2007 was unquestionably a significant year in the development of the Virtual Worlds industry. It went from a mocking human interest story at the end of the nightly news to the covers of prominent business magazines. As the proverb says however, 'Be careful what you wish for....'
There have been prior attempts at a 3D Internet, particularly around the Virtual Reality Modeling Language (or VRML). There were a number of market reasons that VRML never reached widespread adoption that were independent of VRMLs technical merits. In contrast 2007 featured the ramp of Second Life for public social collaboration and visibility for companies such as Forterra Systems for intraverse simulation and training.
The questions that we were asked during the 'New Ways of Working' panel at the Virtual Worlds 2008 conference last week in New York all seemed to be searching for the elusive initial proof-points to justify and quantify the benefit of virtual worlds in the enterprise. This is not unique to virtual worlds, and is a recurring theme in all of the emerging technology trends I have participated in.

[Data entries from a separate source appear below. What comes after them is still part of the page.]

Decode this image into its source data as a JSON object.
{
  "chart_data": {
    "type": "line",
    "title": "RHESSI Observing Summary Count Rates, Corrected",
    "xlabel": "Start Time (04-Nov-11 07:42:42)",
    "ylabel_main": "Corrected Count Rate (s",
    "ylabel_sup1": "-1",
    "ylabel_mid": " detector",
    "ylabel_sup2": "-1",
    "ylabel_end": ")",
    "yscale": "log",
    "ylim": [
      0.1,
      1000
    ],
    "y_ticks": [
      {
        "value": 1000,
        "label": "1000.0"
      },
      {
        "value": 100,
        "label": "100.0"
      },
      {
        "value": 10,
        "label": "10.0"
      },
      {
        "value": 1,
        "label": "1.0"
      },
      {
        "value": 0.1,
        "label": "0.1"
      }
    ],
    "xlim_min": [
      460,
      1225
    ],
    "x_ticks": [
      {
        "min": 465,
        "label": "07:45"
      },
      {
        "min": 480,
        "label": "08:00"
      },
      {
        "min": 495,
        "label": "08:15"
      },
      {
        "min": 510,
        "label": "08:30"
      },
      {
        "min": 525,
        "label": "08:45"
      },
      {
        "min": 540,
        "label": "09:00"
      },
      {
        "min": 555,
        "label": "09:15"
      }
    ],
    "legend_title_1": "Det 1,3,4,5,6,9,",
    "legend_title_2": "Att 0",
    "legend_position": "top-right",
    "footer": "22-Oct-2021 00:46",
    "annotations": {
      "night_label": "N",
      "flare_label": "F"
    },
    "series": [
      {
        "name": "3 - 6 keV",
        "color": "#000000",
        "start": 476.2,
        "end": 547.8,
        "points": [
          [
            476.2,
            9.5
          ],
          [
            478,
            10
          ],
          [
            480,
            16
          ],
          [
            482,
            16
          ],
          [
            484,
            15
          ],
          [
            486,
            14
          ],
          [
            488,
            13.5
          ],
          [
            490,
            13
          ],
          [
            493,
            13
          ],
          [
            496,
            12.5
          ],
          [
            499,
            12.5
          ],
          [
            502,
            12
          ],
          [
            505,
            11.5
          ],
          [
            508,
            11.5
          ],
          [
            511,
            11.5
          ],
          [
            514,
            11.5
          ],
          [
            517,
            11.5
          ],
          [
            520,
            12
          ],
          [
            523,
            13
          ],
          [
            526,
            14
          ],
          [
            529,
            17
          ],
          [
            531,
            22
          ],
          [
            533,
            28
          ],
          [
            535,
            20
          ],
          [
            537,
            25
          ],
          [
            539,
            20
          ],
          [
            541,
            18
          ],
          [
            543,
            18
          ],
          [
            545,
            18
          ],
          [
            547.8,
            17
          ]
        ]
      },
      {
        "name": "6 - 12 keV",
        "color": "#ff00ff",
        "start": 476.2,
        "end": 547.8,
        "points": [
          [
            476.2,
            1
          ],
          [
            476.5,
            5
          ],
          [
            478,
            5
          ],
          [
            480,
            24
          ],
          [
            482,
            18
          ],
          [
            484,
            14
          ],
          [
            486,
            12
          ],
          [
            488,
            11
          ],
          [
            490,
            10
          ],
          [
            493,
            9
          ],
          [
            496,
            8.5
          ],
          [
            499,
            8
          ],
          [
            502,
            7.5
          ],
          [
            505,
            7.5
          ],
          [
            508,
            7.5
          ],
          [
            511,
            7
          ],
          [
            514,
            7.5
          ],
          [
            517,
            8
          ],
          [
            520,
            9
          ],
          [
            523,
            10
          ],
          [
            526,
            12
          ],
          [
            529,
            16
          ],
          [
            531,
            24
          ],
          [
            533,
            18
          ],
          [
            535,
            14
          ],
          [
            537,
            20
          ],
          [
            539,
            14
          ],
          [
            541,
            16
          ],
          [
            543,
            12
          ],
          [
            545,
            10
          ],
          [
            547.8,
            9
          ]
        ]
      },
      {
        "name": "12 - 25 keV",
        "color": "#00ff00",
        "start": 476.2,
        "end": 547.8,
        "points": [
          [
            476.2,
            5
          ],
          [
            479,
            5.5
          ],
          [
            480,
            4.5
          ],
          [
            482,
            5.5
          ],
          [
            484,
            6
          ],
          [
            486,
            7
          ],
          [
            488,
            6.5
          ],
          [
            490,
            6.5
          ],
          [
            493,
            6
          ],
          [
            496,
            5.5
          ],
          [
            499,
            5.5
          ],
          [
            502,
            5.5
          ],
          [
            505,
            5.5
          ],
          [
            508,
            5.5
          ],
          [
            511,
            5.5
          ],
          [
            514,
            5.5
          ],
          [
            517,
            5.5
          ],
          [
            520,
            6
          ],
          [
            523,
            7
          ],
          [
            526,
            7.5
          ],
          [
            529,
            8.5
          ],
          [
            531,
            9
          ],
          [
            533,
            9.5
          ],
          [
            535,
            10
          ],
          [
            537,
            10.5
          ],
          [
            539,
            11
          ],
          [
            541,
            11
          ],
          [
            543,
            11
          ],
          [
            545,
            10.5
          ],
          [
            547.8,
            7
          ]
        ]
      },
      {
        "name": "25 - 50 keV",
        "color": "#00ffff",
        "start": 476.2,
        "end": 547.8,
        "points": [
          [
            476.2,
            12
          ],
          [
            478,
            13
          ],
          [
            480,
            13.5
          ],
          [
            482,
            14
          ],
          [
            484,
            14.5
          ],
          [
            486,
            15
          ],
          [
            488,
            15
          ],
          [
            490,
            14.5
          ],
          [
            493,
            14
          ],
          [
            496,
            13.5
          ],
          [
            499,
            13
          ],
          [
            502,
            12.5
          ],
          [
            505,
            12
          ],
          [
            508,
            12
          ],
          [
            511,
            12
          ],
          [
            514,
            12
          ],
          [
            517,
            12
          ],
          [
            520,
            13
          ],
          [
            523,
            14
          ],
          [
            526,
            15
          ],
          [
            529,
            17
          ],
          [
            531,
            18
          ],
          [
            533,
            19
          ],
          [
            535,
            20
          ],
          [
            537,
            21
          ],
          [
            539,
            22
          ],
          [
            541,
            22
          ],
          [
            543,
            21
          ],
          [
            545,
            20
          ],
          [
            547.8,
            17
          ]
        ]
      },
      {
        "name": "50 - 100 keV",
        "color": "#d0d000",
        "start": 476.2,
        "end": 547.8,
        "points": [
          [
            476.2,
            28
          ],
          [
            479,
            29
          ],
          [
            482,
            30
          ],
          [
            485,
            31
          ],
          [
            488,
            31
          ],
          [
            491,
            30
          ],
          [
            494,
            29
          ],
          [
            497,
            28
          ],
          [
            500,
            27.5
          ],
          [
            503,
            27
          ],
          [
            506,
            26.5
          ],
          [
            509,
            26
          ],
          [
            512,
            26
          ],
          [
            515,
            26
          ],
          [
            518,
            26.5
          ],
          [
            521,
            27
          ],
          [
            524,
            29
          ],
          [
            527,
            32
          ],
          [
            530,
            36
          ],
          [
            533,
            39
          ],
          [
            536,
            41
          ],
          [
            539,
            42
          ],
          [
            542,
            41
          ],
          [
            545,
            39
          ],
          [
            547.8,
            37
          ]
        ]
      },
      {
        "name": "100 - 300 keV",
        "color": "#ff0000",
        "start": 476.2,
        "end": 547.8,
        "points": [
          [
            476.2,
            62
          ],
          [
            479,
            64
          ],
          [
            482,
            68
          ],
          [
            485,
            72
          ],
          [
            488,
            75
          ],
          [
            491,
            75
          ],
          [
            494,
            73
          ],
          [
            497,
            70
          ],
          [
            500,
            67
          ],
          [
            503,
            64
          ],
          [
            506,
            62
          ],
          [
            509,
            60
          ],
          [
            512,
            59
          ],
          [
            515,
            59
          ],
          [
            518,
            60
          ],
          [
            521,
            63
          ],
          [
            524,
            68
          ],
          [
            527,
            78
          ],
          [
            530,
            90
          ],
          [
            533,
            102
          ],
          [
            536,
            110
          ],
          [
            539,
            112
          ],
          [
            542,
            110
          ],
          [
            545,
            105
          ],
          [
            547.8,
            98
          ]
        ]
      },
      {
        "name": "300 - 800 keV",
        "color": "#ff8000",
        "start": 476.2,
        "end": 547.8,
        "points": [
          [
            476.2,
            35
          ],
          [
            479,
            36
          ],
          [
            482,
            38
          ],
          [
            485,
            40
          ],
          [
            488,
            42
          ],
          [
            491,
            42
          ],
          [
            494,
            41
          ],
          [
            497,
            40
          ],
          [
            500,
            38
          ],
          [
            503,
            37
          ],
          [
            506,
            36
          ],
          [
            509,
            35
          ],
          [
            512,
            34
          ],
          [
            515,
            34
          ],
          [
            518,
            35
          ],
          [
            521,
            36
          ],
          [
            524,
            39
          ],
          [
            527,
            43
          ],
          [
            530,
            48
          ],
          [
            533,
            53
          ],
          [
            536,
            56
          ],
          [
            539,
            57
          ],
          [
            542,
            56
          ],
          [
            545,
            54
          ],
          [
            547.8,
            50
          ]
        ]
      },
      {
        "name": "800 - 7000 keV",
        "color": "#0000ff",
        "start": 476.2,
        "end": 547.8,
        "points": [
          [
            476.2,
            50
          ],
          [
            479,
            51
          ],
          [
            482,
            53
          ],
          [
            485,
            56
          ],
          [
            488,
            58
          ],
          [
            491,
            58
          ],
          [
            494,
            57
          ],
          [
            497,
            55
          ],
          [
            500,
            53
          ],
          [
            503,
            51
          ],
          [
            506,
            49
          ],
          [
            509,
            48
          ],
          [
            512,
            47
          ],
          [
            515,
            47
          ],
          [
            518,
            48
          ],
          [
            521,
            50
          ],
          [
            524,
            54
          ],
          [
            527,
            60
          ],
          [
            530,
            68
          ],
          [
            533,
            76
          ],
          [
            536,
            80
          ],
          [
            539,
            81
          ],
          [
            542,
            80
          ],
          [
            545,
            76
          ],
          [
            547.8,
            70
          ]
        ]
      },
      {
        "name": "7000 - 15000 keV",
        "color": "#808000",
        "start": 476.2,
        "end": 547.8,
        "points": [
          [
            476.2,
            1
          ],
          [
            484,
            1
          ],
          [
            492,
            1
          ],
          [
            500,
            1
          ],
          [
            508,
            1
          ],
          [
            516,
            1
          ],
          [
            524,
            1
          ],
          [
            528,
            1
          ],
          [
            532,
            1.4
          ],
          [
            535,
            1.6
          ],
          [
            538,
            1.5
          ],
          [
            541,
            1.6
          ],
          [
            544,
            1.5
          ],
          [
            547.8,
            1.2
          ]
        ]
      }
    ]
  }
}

Early adopters attempting new projects within their organizations fortify themselves with metrics and other case-studies of successful deployments to demonstrate to their management the benefits of the technology in question, and virtual worlds are certainly no exception.
The current proof-pillars of this industry, however, are still scarce, with elaborate simulations being performed by the U.S. Government within Forterra Olive, as well as the Stanford SUMMIT medical simulations on the same platform. In the consumer area, there have been numerous examples of training and education within Second Life (including my employer) and isolated non-self-referential instances of collaborative design projects (most notably Wikitecture). What has not happened yet are the secondary ripples of these initial 'It can be done' proofs-of-concept, which will begin the snowball effect of more examples feeding more deployments which become examples for subsequent projects. It will take some sobriety on the part of marketing departments throughout industry, making sure to identify real value and not hand-waving, and it will take more time for the existing trials being conducted to bear fruit.
Two negative side effects of the excess of positive press in 2007 were that (1) each vendor in the 3D simulation area became an overnight sensation while many of their platforms were not ready for mainstream deployments, and (2) the peripheral/adjacent markets in this space (3D rendering engines, virtual economies, etc.) stampeded over to participate in the virtual gold rush, which made it harder for non-industry customers to get a bead on what this space actually is and how it benefits their organizations.
What this market pressure has exerted is a degree of speciation, in that companies are beginning to polarize into platform providers (intraverse or metaverse?), and component technology providers. An impacting externality to this is the emergence of the 'software as a service' business model within companies, who are evaluating these new virtual worlds not only from a 'should we/shouldn't we' decision, but also from a 'hosted/service' decision as well. One more barrier to adoption.
Speaking of barriers, if you ask most virtual world platform vendors what their top five barriers to adoption are, inevitably one of them will be the issue of 'corporate firewalls'. Given the immaturity of the technology, the non-standardization of ports and protocols used across vendors (which, admittedly, will be the case for some time as is the case in each new technology cycle), and the absence of overwhelming-demand on the part of major corporate clients, the corporate information-security technology departments will be in no hurry to poke holes in the corporate firewalls for a currently unproven application. It will happen over time, or the protocols used may render the discussion moot by leveraging lessons learned by companies like Skype in the VoIP space.
You see the initial furtive steps of companies to offer both a SaaS or Hosted model of their collaboration environments (such as the IBM/Linden Lab announcement) as well as overtures in that direction by companies like Qwaq. That will remove one barrier to adoption.
There have been the overtures towards data standardization with Multiverse and Google embracing COLLADA (and Intel hiring COLLADA people as part of their strategy) and the Virtual Worlds Interoperability Forum (of which I am a member). These efforts will initially focus on interoperability between virtual worlds and Internet data sources (like COLLADA files) rather than avatar portability. In contrast to my prior post about the future of virtual worlds, this degree of interoperability will be sufficient for some time as the broader Internet identity problem is resolved, as a choice of 'presentation layers' (in the form of virtual worlds) of a common dataset will be functional enough to limp along. The difficulty in that scenario will be in cross platform meetings.